ROBERT A. HEINLEIN. BEYOND THIS HORIZON

Hamilton understood the circumlocution. It was a direct order to report-at McFee’s convenience. McFee turned back to Monroe-Alpha, adding, “No trouble at all. Right on my way.”

Hamilton watched them leave together with vague discomfort.

CHAPTER SEVEN

“Burn him down at once — ”

LONGCOURT PHYLLIS showed up for a moment in the waiting room of the development center and spoke to Hamilton. “Hello, Filthy.”

“H’lo, Phil.”

“Be with you in a moment. I’ve got to change.” She was dressed in complete coveralls, with helmet. An inhaler dangled loose about her neck.

“Okay.”

She returned promptly, dressed in more conventional and entirely feminine clothes. She was unarmed. He looked her over approvingly. “That’s better,” he said. “What was the masquerade?”

“Hmm? Oh, you mean the aseptic uniform. I’m on a new assignment-control naturals. You have to be terrifically careful in handling them. Poor little beggars!”

“Why?”

“You know why. They’re subject to infections. We don’t dare let them roll around in the dirt with the others. One little scratch, and anything can happen. We even have to sterilize their food.”

“Why bother? Why not let the weak ones die out?”

She looked annoyed. “I could answer that conventionally by saying that the control naturals are an invaluable reference plane for genetics-but I won’t. The real point is that they are human beings. They are just as precious to their parents as you were to yours, Filthy.”

“Sorry. I didn’t know my parents.”

She looked suddenly regretful. “Oh-Felix, I forgot!”

“No matter. I never could see,” he continued, “why you want to bury yourself in that cage of monkeys. It must be deadly.”

“Huh uh. Babies are fun. And they’re not much trouble. Feed ’em occasionally, help them when they need it, and love them a lot. That’s all there is to it.”

“I’ve always favored the bunghole theory myself.”

“The what?”

“You take the child at an early age and place it in a barrel. You feed it through the bunghole. At the age of seventeen, you drive in the bung.”

She grinned at him. “Filthy, for a nice man you have a nasty sense of humor. Seriously, your method leaves out the most essential part of a child’s rearing-the petting he gets from his nurses.”

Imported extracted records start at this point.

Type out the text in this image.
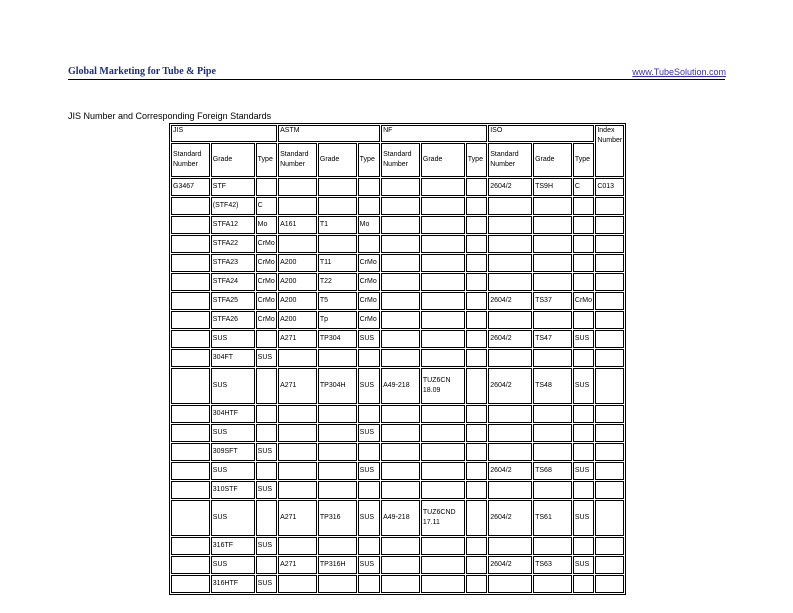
Global Marketing for Tube & Pipe	www.TubeSolution.com
JIS Number and Corresponding Foreign Standards
JIS			ASTM			NF			ISO			Index Number
Standard Number	Grade	Type	Standard Number	Grade	Type	Standard Number	Grade	Type	Standard Number	Grade	Type	
G3467	STF								2604/2	TS9H	C	C013
	(STF42)	C										
	STFA12	Mo	A161	T1	Mo							
	STFA22	CrMo										
	STFA23	CrMo	A200	T11	CrMo							
	STFA24	CrMo	A200	T22	CrMo							
	STFA25	CrMo	A200	T5	CrMo				2604/2	TS37	CrMo	
	STFA26	CrMo	A200	Tp	CrMo							
	SUS		A271	TP304	SUS				2604/2	TS47	SUS	
	304FT	SUS										
	SUS		A271	TP304H	SUS	A49-218	TUZ6CN 18.09		2604/2	TS48	SUS	
	304HTF											
	SUS				SUS							
	309SFT	SUS										
	SUS				SUS				2604/2	TS68	SUS	
	310STF	SUS										
	SUS		A271	TP316	SUS	A49-218	TUZ6CND 17.11		2604/2	TS61	SUS	
	316TF	SUS										
	SUS		A271	TP316H	SUS				2604/2	TS63	SUS	
	316HTF	SUS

“I don’t seem to recall much of it. I thought the basic idea was to take care of its physical needs and otherwise leave it strictly alone.”

“You’re way out of date. They used to have a notion of that sort, but it was silly-contra-biological.” It occurred to her that Hamilton’s faulty orientation might have its origin in the injudicious application of that outmoded, unfounded theory. The natural urges of mothers had prevented it ever being applied thoroughly in most cases, but his case was different. He had been what was, to her, the most tragic thing on earth-a baby that never left the development center. When she found one of these exceptions among her own charges she lavished on it extra affection and a little over. But she said nothing of this to him.

“Why,” she continued, “do you think animals lick their young?”

“To cleanse them, I suppose.”

“Nonsense! You can’t expect an animal to appreciate cleanliness. It’s a caress, an expression of instinctive affection. So-called instincts are instructive, Felix. They point to survival values.”

He shrugged. “We’re here.”

They entered the restaurant-a pay-restaurant-he had chosen, and went to a private room reserved for them. They started the meal in silence. His usual sardonic humor was dampened by the thing in the back of his mind. This business of the Survivors Club-he had entered into it light-heartedly, but now it was developing ominous overtones which worried him. He wished that Mordan-the government, rather — would act.

He had not gotten ahead as fast in the organization as he had hoped. They were anxious to use him, willing to accept, to demand, his money, but he still had not obtained a clear picture of the whole network. He still did not know who was senior to McFee Norbert, nor did he know the numbers of the whole organization.

Meantime, daily the tightrope became more difficult to walk.

He had been permitted to see one thing which tended to show that the organization was older and larger than he had guessed. McFee Norbert had escorted him personally, as one of the final lessons in his education in the New Order, to a place in the country, location carefully concealed from Hamilton, where he was permitted to see the results of clandestine experiments in genetics.